For those of you concerned about world domination, the day has come. Ryan Seacrest has officially taken over the world. What we thought was just an innocuous gig on American Idol has spawned into a myriad of radio and television shows, movie cameos, hosting jobs, and even commercials for Scope featuring his Cheshire grin. His voice is everywhere; with future technology it will probably be pumped into our living rooms, Big Brother style. Or maybe dentists will implant a molar microchip that will stream his radio show into our heads. His picture is plastered on billboards, in magazines, and just the other day I thought I saw him looking over my shoulder in the mirror.
He has already taken over Casey Kasem, Rick Dees, Dick Clark, and let’s be honest — Simon Cowell. It’s just a matter of time before he surreptitiously rules the world. Is anyone alarmed? Well, no. He’s just so adorable that everyone wants to pinch his cheeks and have him over for an afternoon snack. And while we innocently prepare the milk and cookies, he’s scheming his next takeover.
The ubiquitous Seacrest appears to have been around since the beginning of time. It’s rather suspicious that many of the ideas used on American Idol seem to have been taken from The Bible.
When the Son of Man comes in his glory…all the nations will be gathered before him, and he will separate the people one from another…
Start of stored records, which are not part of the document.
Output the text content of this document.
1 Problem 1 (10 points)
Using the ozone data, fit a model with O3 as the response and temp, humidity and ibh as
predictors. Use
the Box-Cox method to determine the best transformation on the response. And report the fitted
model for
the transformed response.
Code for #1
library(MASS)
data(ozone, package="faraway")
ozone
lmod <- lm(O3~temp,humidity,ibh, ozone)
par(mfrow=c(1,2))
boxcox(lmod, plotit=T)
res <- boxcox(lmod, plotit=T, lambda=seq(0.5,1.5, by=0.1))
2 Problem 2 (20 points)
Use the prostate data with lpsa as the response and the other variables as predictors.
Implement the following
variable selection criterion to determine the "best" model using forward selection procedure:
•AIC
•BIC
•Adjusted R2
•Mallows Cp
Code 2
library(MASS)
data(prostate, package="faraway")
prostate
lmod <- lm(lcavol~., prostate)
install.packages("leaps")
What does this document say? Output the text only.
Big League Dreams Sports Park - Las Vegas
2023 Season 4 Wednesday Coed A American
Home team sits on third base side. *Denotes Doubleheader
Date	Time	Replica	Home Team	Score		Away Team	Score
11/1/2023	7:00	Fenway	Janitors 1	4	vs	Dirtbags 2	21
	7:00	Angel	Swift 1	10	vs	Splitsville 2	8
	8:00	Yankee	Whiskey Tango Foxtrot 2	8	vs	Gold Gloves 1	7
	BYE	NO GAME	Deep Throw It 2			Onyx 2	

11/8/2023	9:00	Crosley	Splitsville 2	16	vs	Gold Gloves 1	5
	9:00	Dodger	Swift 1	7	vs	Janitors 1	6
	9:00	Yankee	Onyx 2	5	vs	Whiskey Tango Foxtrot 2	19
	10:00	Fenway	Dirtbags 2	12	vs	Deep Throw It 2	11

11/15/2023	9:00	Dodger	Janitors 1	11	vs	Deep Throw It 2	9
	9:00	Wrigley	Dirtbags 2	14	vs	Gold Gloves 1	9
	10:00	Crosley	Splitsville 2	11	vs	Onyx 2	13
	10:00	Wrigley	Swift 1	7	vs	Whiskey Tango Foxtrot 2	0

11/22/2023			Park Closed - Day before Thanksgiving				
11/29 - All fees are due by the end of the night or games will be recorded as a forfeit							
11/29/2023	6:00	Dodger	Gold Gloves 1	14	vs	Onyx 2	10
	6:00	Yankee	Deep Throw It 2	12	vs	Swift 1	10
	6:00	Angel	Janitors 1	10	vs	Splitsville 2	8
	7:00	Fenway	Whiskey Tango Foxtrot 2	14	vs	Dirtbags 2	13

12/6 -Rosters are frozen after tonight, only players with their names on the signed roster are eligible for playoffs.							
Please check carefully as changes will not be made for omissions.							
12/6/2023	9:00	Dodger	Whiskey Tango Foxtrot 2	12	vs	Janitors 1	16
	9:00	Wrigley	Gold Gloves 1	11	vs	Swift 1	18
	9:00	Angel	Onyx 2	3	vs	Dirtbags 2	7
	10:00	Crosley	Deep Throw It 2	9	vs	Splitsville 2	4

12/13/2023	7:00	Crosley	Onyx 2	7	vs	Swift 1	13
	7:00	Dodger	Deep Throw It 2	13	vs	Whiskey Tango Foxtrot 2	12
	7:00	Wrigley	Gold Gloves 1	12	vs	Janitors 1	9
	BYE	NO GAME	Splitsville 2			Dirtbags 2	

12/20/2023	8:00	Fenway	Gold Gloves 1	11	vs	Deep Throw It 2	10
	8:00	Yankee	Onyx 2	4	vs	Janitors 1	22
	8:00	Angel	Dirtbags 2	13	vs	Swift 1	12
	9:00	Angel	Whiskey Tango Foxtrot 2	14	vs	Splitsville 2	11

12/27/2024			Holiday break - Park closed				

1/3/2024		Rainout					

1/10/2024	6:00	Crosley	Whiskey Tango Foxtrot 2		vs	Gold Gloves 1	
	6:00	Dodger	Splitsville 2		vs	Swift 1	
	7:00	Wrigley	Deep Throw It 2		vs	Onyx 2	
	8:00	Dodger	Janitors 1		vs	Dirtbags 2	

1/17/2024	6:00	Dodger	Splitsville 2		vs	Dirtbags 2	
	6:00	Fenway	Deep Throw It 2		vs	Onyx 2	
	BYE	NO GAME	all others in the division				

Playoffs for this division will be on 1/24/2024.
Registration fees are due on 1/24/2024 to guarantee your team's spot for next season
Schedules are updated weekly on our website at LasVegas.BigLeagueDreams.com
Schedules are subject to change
He will put the sheep on his right and the goats on his left.
After contestants on Idol receive their fate, they must either head to the stools on the right or the left, depending on the outcome. Oh, that’s original.
There’s even a week of trial and tribulation so great that it’s referred to as “Hell Week.” Where did they steal that from?
For then there will be great distress, unequaled from the beginning of the world until now — and never to be equaled again.
There’s the building of suspense that Seacrest uses to hook people to watch the results show. The idea that no one, not even the judges, can imagine the shocking elimination to come. A technique he borrowed from the Master.
No one knows about that day or hour, not even the angels in heaven, nor the son, but only the Father.
But the most blatant rip-off of all is certainly the selection of the Top 12 Idol finalists. Jesus spent a night praying on a mountainside, and then he chose twelve of his disciples and designated them apostles. Imagine what it would have been like if Ryan Seacrest had hosted this momentous occasion. The dramatic back-stories of the contestants: Peter’s struggles as a fisherman, Matthew’s days as a tax collector. The long, suspenseful walk up the mountain to discover their fate. The announcement to the crowd that they would find out the winners…after the break.
Of course, ultimately there could only be one winner standing. Peter made it to the finale, but Jesus was the ultimate winner. And if you vote for him, you will win, too, in the end. Just don’t be surprised when you get to the pearly gates and discover Ryan Seacrest waiting to announce your arrival to all the other contestants with the golden tickets.